Large Language Models Make Sample-Efficient Recommender Systems
Jianghao Lin, Xinyi Dai, Rong Shan, Bo Chen, Ruiming Tang, Yong Yu, Weinan Zhang
TL;DR
The paper addresses data sparsity in recommender systems by introducing Laser, a framework that leverages large language models in two ways: (i) using LLMs as direct CTR predictors (Laser_LLM_only) and (ii) using LLMs to generate textual features for traditional CRMs (Laser_LLM+CRM).

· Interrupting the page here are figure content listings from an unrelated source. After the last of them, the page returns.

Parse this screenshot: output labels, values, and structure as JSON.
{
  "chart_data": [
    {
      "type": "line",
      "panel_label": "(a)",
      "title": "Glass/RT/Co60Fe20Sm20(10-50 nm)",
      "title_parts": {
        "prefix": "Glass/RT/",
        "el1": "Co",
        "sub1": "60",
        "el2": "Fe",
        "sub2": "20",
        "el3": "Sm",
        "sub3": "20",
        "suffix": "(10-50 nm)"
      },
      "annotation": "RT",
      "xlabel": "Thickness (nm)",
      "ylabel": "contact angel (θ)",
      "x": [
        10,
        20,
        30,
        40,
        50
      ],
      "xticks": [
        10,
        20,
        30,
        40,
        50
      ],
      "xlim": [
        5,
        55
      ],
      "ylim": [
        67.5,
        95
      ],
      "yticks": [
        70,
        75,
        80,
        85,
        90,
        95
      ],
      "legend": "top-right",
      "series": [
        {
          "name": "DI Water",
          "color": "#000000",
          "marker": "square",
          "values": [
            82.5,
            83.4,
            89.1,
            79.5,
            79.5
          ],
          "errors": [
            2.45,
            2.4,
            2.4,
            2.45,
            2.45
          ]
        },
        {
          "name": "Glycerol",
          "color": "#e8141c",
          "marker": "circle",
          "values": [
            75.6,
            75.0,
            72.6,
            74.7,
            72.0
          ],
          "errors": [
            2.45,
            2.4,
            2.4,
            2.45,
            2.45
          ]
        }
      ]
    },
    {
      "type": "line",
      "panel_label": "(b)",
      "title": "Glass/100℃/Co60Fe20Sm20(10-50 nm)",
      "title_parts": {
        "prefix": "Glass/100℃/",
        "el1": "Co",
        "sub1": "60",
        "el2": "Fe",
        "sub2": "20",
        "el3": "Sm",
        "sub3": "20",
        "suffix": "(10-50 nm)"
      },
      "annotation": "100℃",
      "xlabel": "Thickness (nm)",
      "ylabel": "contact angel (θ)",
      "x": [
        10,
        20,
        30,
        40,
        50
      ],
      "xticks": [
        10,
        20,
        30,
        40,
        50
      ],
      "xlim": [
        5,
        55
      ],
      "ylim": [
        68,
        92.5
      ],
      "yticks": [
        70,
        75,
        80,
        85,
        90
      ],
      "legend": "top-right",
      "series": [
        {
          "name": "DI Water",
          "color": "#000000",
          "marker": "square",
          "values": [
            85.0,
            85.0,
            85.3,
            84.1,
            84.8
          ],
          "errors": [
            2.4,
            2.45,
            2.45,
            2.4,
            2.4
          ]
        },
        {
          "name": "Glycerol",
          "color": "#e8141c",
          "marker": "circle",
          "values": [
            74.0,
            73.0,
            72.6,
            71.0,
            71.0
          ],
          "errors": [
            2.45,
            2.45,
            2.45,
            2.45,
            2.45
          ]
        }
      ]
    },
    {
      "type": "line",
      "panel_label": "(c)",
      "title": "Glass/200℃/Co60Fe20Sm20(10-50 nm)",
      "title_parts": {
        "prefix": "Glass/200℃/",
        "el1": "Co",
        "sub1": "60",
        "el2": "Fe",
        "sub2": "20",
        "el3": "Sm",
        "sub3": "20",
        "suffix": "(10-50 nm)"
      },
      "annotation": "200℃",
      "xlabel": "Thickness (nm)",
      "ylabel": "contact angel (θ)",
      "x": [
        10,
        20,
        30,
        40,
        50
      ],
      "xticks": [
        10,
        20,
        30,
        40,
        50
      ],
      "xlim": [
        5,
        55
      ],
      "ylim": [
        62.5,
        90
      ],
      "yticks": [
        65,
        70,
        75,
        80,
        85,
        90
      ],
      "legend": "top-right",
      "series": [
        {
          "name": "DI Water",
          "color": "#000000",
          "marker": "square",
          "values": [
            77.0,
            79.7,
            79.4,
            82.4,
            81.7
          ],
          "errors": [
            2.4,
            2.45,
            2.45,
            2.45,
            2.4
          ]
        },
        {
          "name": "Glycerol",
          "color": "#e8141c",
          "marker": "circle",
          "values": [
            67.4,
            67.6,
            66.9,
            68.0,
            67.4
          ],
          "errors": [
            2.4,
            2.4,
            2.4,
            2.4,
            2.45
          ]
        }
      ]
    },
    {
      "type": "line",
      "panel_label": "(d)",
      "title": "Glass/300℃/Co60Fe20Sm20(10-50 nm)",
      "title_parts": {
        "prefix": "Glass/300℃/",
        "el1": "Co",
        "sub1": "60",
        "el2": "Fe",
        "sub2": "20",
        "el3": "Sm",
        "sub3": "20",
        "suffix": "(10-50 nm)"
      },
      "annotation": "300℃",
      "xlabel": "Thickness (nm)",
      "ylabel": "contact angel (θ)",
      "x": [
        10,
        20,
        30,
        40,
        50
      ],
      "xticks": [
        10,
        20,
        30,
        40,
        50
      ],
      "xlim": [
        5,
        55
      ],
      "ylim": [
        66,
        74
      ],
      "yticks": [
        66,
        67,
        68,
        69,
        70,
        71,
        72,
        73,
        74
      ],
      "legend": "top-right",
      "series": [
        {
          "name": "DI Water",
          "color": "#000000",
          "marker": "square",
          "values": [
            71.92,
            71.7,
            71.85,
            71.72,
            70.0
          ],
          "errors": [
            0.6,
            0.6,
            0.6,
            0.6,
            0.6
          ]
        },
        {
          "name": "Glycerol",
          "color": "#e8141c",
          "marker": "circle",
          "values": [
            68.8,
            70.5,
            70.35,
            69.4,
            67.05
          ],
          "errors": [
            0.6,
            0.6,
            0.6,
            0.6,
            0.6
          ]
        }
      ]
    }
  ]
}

It demonstrates that both approaches achieve competitive or superior performance with only a fraction of the training data, relative to full-data baselines, while caching LLM-derived features can align online latency with CRM backbones. The work provides a principled, two-pronged path toward practical, sample-efficient LLM-enhanced RS and offers insights into latency handling and backbone compatibility. It also points to future directions in few-shot sample selection and broader applications such as code snippet recommendations.
Abstract
Large language models (LLMs) have achieved remarkable progress in the field of natural language processing (NLP), demonstrating remarkable abilities in producing text that resembles human language for various tasks. This opens up new opportunities for employing them in recommender systems (RSs). In this paper, we specifically examine the sample efficiency of LLM-enhanced recommender systems, which pertains to the model's capacity to attain superior performance with a limited quantity of training data. Conventional recommendation models (CRMs) often need a large amount of training data because of the sparsity of features and interactions. Hence, we propose and verify our core viewpoint: Large Language Models Make Sample-Efficient Recommender Systems. We propose a simple yet effective framework (i.e., Laser) to validate the viewpoint from two aspects: (1) LLMs themselves are sample-efficient recommenders; and (2) LLMs, as feature generators and encoders, make CRMs more sample-efficient. Extensive experiments on two public datasets show that Laser requires only a small fraction of training samples to match or even surpass CRMs that are trained on the entire training set, demonstrating superior sample efficiency.